Microstructural Control of Amorphous Silicon Films Crystallized using an Excimer Laser

Abstract

ABSTRACTThe results of experiments using two techniques for microstructural control of laser-annealed silicon thin films on SiO2 substrates are given. In the first set, photolithographically fabricated single-crystal silicon seed wafers in intimate contact with the silicon films are used to show that it is possible to control nucleation location during laser annealing. Laser energy density was varied from 250–450 mJ/cm2 and the resultant microstructure was characterized using transmission electron microscopy (TEM). It was found to consist of four distinct regions. Areas adjacent to the seed consisted of grains with dimensions ∼ 0.5 μm. The surrounding region consisted of larger (∼ 1 μm) rectangular grains.
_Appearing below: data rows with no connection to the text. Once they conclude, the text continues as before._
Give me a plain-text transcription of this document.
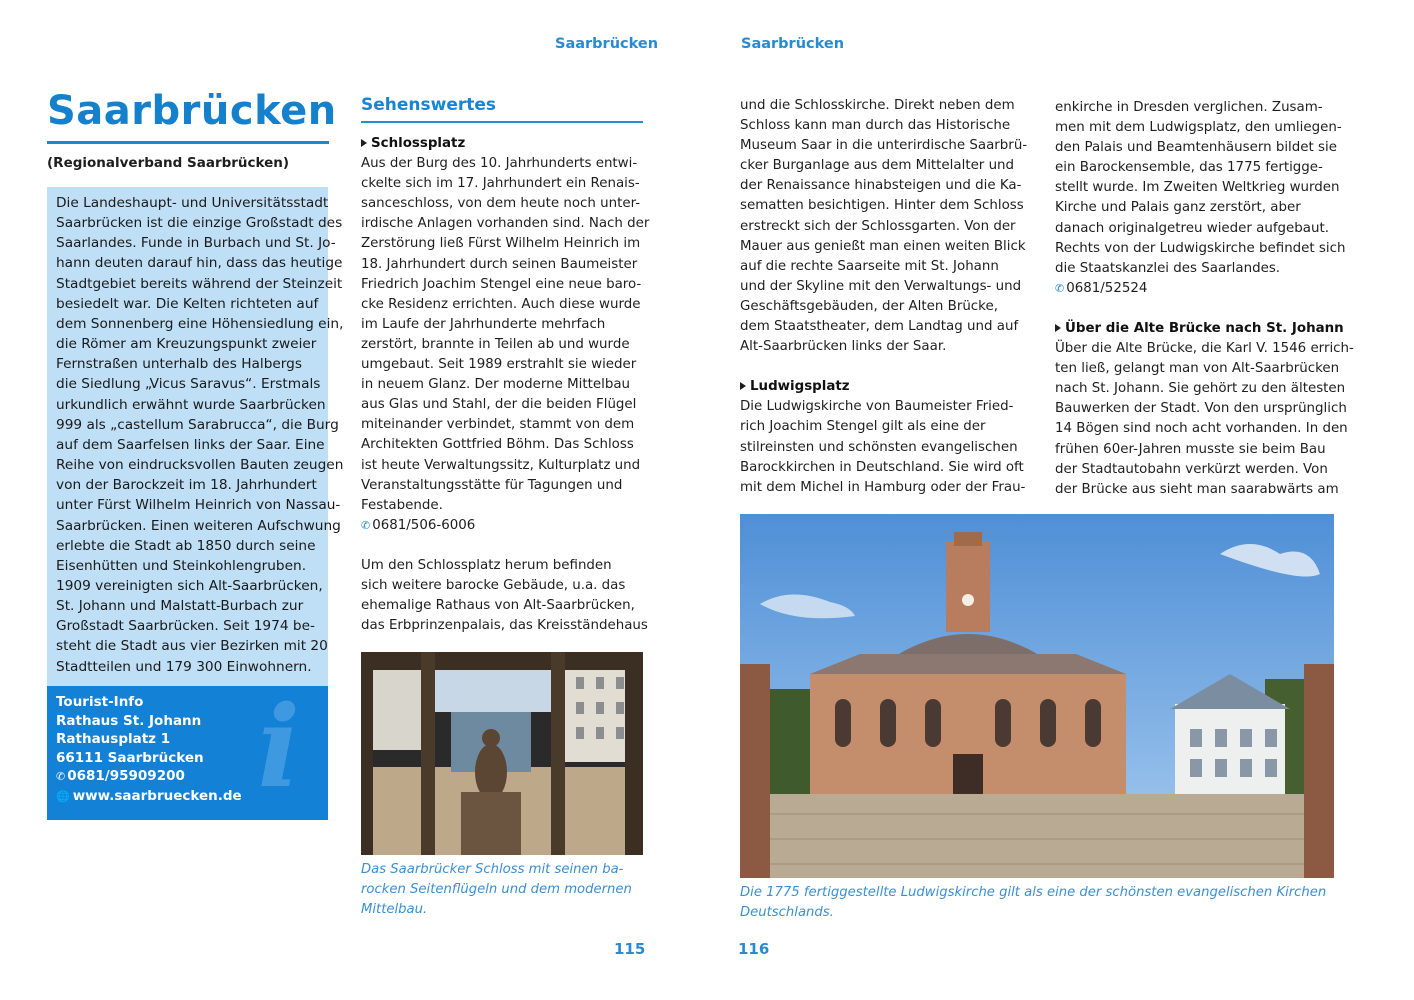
Saarbrücken
Saarbrücken
(Regionalverband Saarbrücken)
Die Landeshaupt- und Universitätsstadt
Saarbrücken ist die einzige Großstadt des
Saarlandes. Funde in Burbach und St. Jo-
hann deuten darauf hin, dass das heutige
Stadtgebiet bereits während der Steinzeit
besiedelt war. Die Kelten richteten auf
dem Sonnenberg eine Höhensiedlung ein,
die Römer am Kreuzungspunkt zweier
Fernstraßen unterhalb des Halbergs
die Siedlung „Vicus Saravus“. Erstmals
urkundlich erwähnt wurde Saarbrücken
999 als „castellum Sarabrucca“, die Burg
auf dem Saarfelsen links der Saar. Eine
Reihe von eindrucksvollen Bauten zeugen
von der Barockzeit im 18. Jahrhundert
unter Fürst Wilhelm Heinrich von Nassau-
Saarbrücken. Einen weiteren Aufschwung
erlebte die Stadt ab 1850 durch seine
Eisenhütten und Steinkohlengruben.
1909 vereinigten sich Alt-Saarbrücken,
St. Johann und Malstatt-Burbach zur
Großstadt Saarbrücken. Seit 1974 be-
steht die Stadt aus vier Bezirken mit 20
Stadtteilen und 179 300 Einwohnern.
i
Tourist-Info
Rathaus St. Johann
Rathausplatz 1
66111 Saarbrücken
✆ 0681/95909200
🌐 www.saarbruecken.de
Sehenswertes
Schlossplatz
Aus der Burg des 10. Jahrhunderts entwi-
ckelte sich im 17. Jahrhundert ein Renais-
sanceschloss, von dem heute noch unter-
irdische Anlagen vorhanden sind. Nach der
Zerstörung ließ Fürst Wilhelm Heinrich im
18. Jahrhundert durch seinen Baumeister
Friedrich Joachim Stengel eine neue baro-
cke Residenz errichten. Auch diese wurde
im Laufe der Jahrhunderte mehrfach
zerstört, brannte in Teilen ab und wurde
umgebaut. Seit 1989 erstrahlt sie wieder
in neuem Glanz. Der moderne Mittelbau
aus Glas und Stahl, der die beiden Flügel
miteinander verbindet, stammt von dem
Architekten Gottfried Böhm. Das Schloss
ist heute Verwaltungssitz, Kulturplatz und
Veranstaltungsstätte für Tagungen und
Festabende.
✆ 0681/506-6006
Um den Schlossplatz herum befinden
sich weitere barocke Gebäude, u.a. das
ehemalige Rathaus von Alt-Saarbrücken,
das Erbprinzenpalais, das Kreisständehaus
Das Saarbrücker Schloss mit seinen ba-
rocken Seitenflügeln und dem modernen
Mittelbau.
115
Saarbrücken
und die Schlosskirche. Direkt neben dem
Schloss kann man durch das Historische
Museum Saar in die unterirdische Saarbrü-
cker Burganlage aus dem Mittelalter und
der Renaissance hinabsteigen und die Ka-
sematten besichtigen. Hinter dem Schloss
erstreckt sich der Schlossgarten. Von der
Mauer aus genießt man einen weiten Blick
auf die rechte Saarseite mit St. Johann
und der Skyline mit den Verwaltungs- und
Geschäftsgebäuden, der Alten Brücke,
dem Staatstheater, dem Landtag und auf
Alt-Saarbrücken links der Saar.
Ludwigsplatz
Die Ludwigskirche von Baumeister Fried-
rich Joachim Stengel gilt als eine der
stilreinsten und schönsten evangelischen
Barockkirchen in Deutschland. Sie wird oft
mit dem Michel in Hamburg oder der Frau-
enkirche in Dresden verglichen. Zusam-
men mit dem Ludwigsplatz, den umliegen-
den Palais und Beamtenhäusern bildet sie
ein Barockensemble, das 1775 fertigge-
stellt wurde. Im Zweiten Weltkrieg wurden
Kirche und Palais ganz zerstört, aber
danach originalgetreu wieder aufgebaut.
Rechts von der Ludwigskirche befindet sich
die Staatskanzlei des Saarlandes.
✆ 0681/52524
Über die Alte Brücke nach St. Johann
Über die Alte Brücke, die Karl V. 1546 errich-
ten ließ, gelangt man von Alt-Saarbrücken
nach St. Johann. Sie gehört zu den ältesten
Bauwerken der Stadt. Von den ursprünglich
14 Bögen sind noch acht vorhanden. In den
frühen 60er-Jahren musste sie beim Bau
der Stadtautobahn verkürzt werden. Von
der Brücke aus sieht man saarabwärts am
Die 1775 fertiggestellte Ludwigskirche gilt als eine der schönsten evangelischen Kirchen
Deutschlands.
116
A third region was observed sporadically and consisted of large (∼ 1.5 μm) rectangular grains adjacent to the latter region. The fourth region occurred several microns away from the contact and consisted of a fine-grained microstructure. In the second set, fine mesh (19 μm) masks were used to selectively crystallize regions in laser-annealed films. The resultant microstructure was characterized using TEM and was found to consist of large (∼ 1.5 μm) edge grains with smaller (∼ 0.8 μm) grains just inside of the edge grains. A theoretical discussion is presented to explain the observed phenomena in both experiment sets.